The simplest device would seem to be to draw one short line on either side of the termination of the arm-line so as to produce a rude kind of bird’s foot form. This may be done clumsily by drawing a stroke across at right angles to the line of the arm, or better by two independent strokes making acute angles with this line. These two modes of delineation manifestly represent a restriction of the two varieties of diffuse or dispersed treatment of the fingers already illustrated. Both forms occur among children’s drawings. They may be found among the drawings of savages as well.[[255]]

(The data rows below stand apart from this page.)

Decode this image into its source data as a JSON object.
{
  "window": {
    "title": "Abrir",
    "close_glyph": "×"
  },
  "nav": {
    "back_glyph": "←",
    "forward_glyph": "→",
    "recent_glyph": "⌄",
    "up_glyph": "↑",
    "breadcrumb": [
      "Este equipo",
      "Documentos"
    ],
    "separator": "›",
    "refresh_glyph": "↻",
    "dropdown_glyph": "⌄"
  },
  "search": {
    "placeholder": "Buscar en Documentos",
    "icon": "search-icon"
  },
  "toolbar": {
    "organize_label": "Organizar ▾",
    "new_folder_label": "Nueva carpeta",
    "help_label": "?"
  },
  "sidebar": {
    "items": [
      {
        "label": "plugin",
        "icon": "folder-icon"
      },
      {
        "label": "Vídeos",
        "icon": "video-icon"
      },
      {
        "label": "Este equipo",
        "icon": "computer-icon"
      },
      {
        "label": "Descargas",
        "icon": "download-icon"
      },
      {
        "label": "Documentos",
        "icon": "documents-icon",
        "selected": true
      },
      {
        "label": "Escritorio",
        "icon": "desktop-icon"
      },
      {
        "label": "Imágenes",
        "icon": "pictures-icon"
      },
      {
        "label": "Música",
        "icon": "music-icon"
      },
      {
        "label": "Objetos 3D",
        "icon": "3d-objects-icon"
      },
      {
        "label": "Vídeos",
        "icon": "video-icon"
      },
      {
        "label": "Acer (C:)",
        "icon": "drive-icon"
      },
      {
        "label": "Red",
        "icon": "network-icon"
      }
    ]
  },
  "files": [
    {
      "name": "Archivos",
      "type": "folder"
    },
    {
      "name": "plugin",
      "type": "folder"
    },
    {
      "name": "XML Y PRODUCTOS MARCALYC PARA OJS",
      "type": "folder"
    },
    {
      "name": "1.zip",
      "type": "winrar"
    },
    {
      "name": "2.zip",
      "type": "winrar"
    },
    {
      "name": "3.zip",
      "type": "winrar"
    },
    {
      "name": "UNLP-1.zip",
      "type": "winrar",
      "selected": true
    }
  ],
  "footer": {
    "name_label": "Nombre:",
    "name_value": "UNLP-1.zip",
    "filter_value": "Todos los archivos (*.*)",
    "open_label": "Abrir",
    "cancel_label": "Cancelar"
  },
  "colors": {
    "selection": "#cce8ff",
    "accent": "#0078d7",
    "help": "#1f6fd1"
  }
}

In this terminal finger-arrangement the number of finger-lines varies greatly, being, in the cases observed by me, frequently four and five, and sometimes even as great as ten. It varies, too, greatly in the drawings of the same child, and in some cases even in the two hands of the same figure, showing that number is not attended to, as may be seen in the two annexed drawings, both by boys of five (Fig. 22 [(a)] and [(b)]). The idea seems to be to set forth a multiplicity of branching fingers, and multiplicity here seems to mean three or more. The same way of representing the hand by a claw-form, in which the number of fingers is three or more, reappears in the drawings of savages (cf. above, p. 339, Fig. 4 [(c)]).[[256]]
Fig. 22 (a).
Fig. 22 (b).
An important advance on these crude devices is seen where an attempt is made to indicate the hand and the relation of the fingers to this. One of the earliest of these attempts takes the form of the well-known toasting-fork or rake hand. Here a line at right angles to that of the arm symbolically represents the hand, and the fingers are set forth by the prongs or teeth (see above, p. 341, Fig. 6 [(a)], and p. 349, Fig. 18 [(a)]). Number is here as little attended to as in the radial arrangements. It is worth noting that this schema seems to be widely diffused among children of different nationalities, and occurs in the drawings of untaught adults. I have not, however, noticed any example of it among savage drawings.